A new study on the best way to motivate people to quit smoking revisited a perennial theme in behavioral science: the power of financial incentives.
Researchers enrolled 2,538 employees of CVS Caremark in one of four smoking cessation programs and compared success rates, concluding that promising a financial reward inspired people to give up the bad habit and that threatening a fine was even more effective in creating lasting change, NPR reported.
As Time noted in its coverage of the research, money is “one of the oldest and most reliable ways to motivate people.” Many health improvement programs, from workplace initiatives to fitness apps, use financial incentives to drive progress.
In 2012, “59 percent of employers used monetary incentives to promote participation in wellness” programs, like plans promoting eating right or exercising more often, according to theSociety for Human Resource Management.

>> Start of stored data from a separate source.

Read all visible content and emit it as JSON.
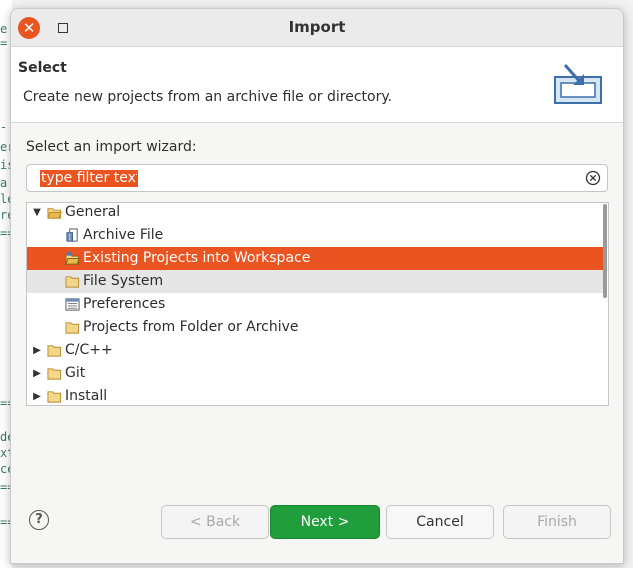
{
  "background_editor": {
    "fragments": [
      "e",
      "=",
      "-",
      "er",
      "is",
      " a",
      "le",
      "re",
      "==",
      "==",
      "de",
      "xt",
      "ce",
      "==",
      "=="
    ]
  },
  "window": {
    "title": "Import",
    "close_icon": "close-icon",
    "maximize_icon": "maximize-icon"
  },
  "header": {
    "title": "Select",
    "description": "Create new projects from an archive file or directory.",
    "icon": "import-wizard-icon"
  },
  "wizard_label": "Select an import wizard:",
  "filter": {
    "value": "type filter text",
    "clear_icon": "clear-icon"
  },
  "tree": {
    "items": [
      {
        "label": "General",
        "level": 0,
        "expanded": true,
        "icon": "folder-open-icon"
      },
      {
        "label": "Archive File",
        "level": 1,
        "icon": "archive-file-icon"
      },
      {
        "label": "Existing Projects into Workspace",
        "level": 1,
        "icon": "project-folder-icon",
        "selected": true
      },
      {
        "label": "File System",
        "level": 1,
        "icon": "folder-icon",
        "hover": true
      },
      {
        "label": "Preferences",
        "level": 1,
        "icon": "preferences-icon"
      },
      {
        "label": "Projects from Folder or Archive",
        "level": 1,
        "icon": "folder-icon"
      },
      {
        "label": "C/C++",
        "level": 0,
        "expanded": false,
        "icon": "folder-icon"
      },
      {
        "label": "Git",
        "level": 0,
        "expanded": false,
        "icon": "folder-icon"
      },
      {
        "label": "Install",
        "level": 0,
        "expanded": false,
        "icon": "folder-icon"
      }
    ]
  },
  "buttons": {
    "help": "?",
    "back": "< Back",
    "next": "Next >",
    "cancel": "Cancel",
    "finish": "Finish"
  },
  "colors": {
    "accent": "#e95420",
    "primary_button": "#1f9e3b",
    "folder": "#e8b84a"
  }
}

And many employers go beyond rewarding people for simply signing up. SHRM reported that 58 percent of the surveyed companies offered an additional incentive for completing a “lifestyle modification program” and around 25 percent rewarded employees for making progress toward their fitness goal.

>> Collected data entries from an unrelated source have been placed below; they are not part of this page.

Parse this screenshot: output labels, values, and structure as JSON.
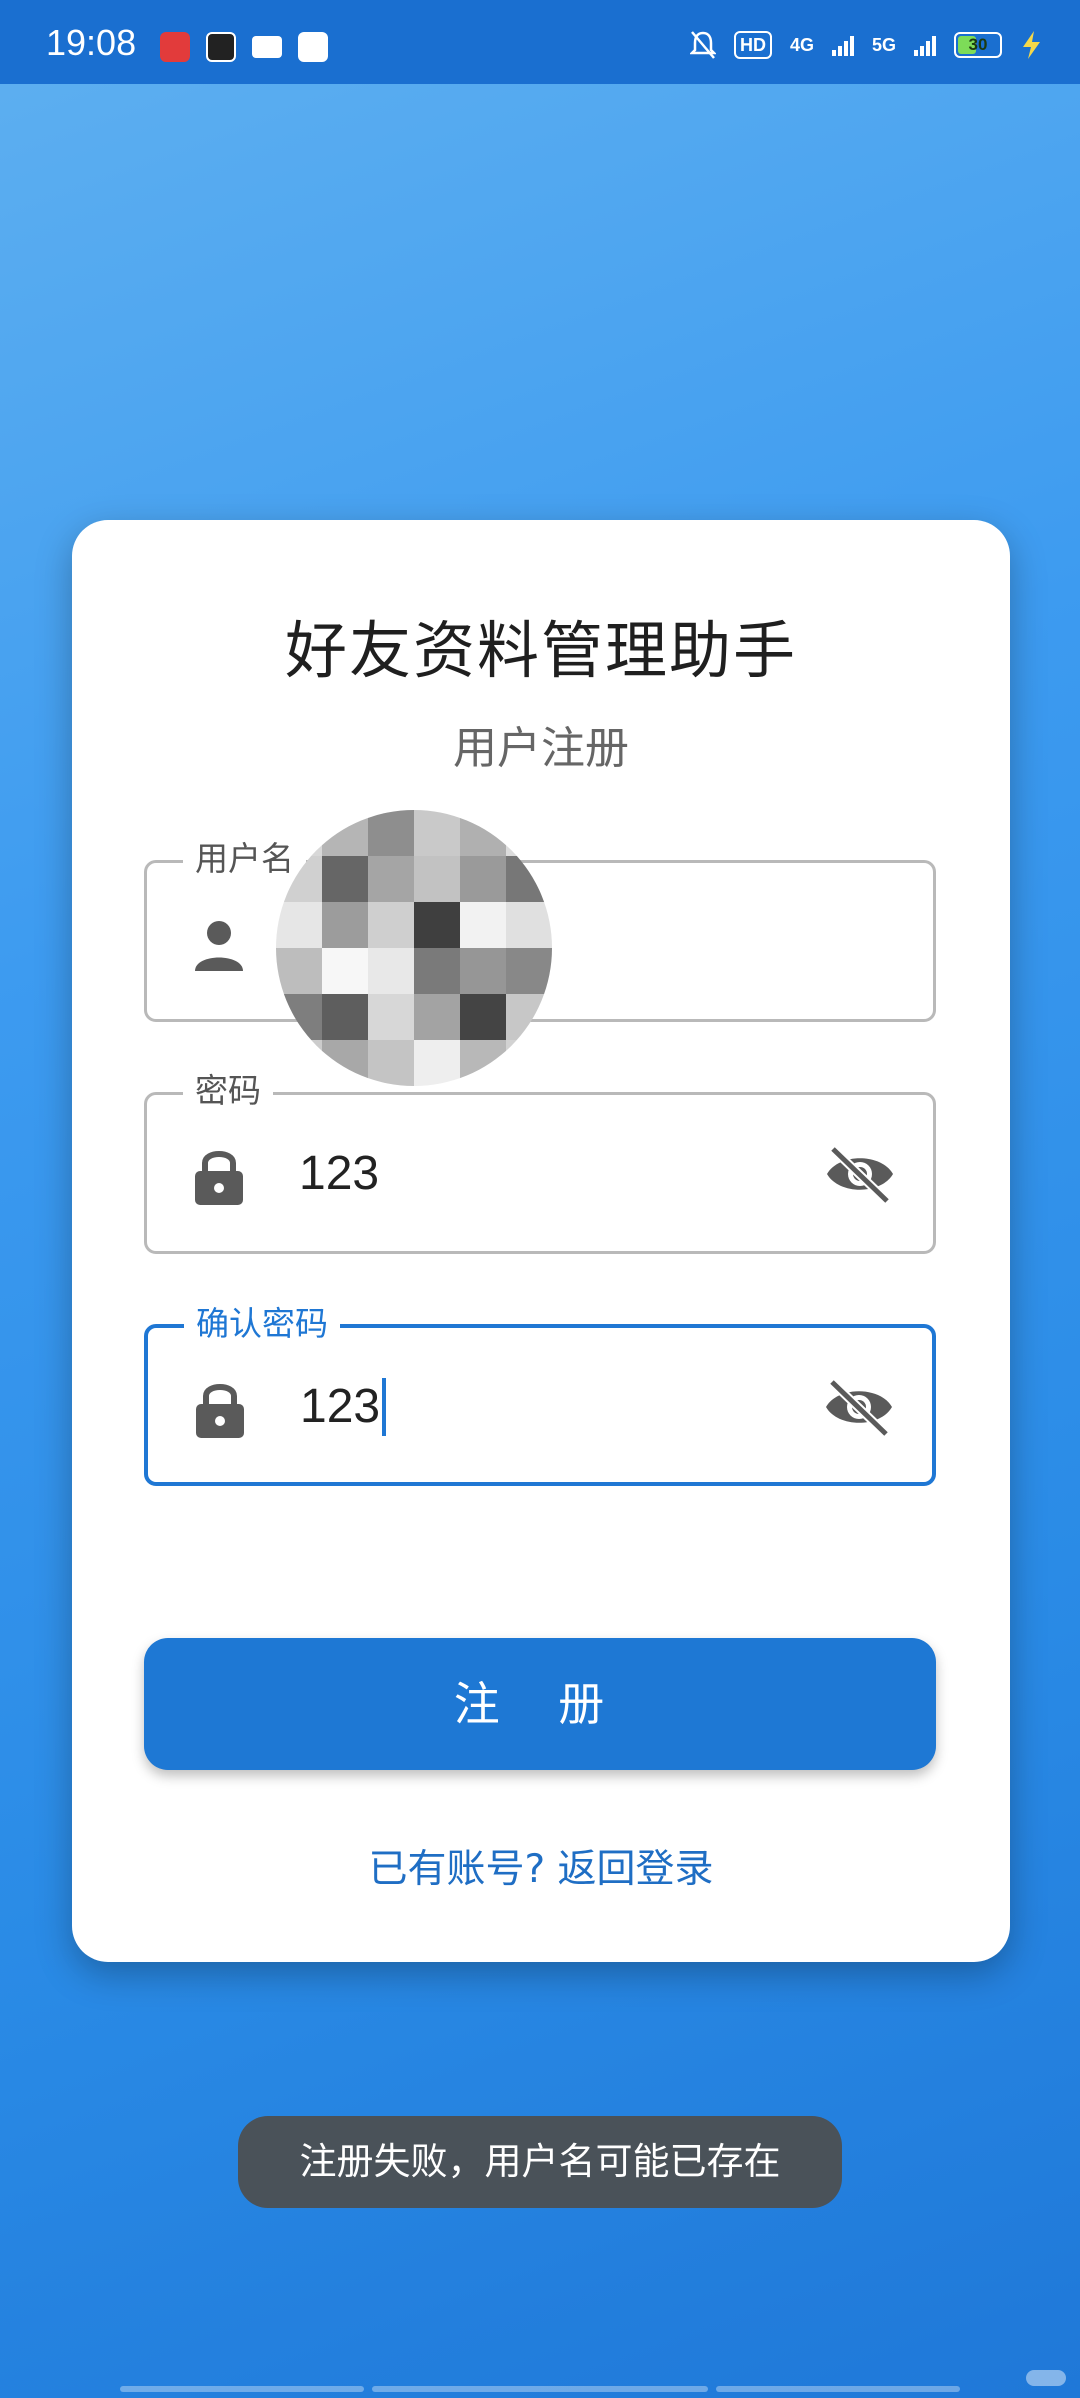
{
  "status_bar": {
    "time": "19:08",
    "network_hd": "HD",
    "network_4g": "4G",
    "network_5g": "5G",
    "battery": "30"
  },
  "app": {
    "title": "好友资料管理助手",
    "subtitle": "用户注册"
  },
  "form": {
    "username": {
      "label": "用户名",
      "value": ""
    },
    "password": {
      "label": "密码",
      "value": "123"
    },
    "confirm_password": {
      "label": "确认密码",
      "value": "123"
    }
  },
  "register_button": {
    "label": "注 册"
  },
  "login_link": {
    "label": "已有账号? 返回登录"
  },
  "toast": {
    "message": "注册失败，用户名可能已存在"
  },
  "colors": {
    "primary": "#1e78d4",
    "background": "#3d9bf0",
    "toast": "#4a5259"
  }
}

Among the hundreds of smartphone apps that promise to promote healthy living, dozens play with the idea that money inspires behavior change.
Pact, for example, has users make a weekly bet around their wellness goals and then offers cash rewards for succeeding and levies a “lazy tax” when reality fails to meet expectations, asWashingtonian reported. Similarly, DietBet has users pay to join fitness challenges, and people who fall short of weight-loss goals forfeit their money to the “winners.”
However, as researchers behind the new smoking study noted, not all programs involving money are created equal. People searching for the motivation to get fit need to consider what type of program will give them the most bang for their bucks.
“People are much more afraid of losing $5 than they are motivated to earn $5,” said Dr. Scott Halpern, a professor of medicine, epidemiology, medical ethics and health policy at the University of Pennsylvania, to NPR. He said the strongest programs charge people for falling short.
Although many studies link financial incentives to fitness success, people can still make progress without putting their wallet on the line, as Peter Gollwitzer, a professor of psychology at New York University, told Deseret News National in January. He said the simple habit of planning ahead to resist temptations can do wonders for someone’s waistline.
“You decide things like, ‘Whenever I enter the cafeteria of my workplace, I will immediately go to the fruit bar,’ ” he said. “It works automatically in the sense that when you enter the cafeteria, the room itself acts as a stimulus and guides you toward the fruit. You don’t have to think anymore.”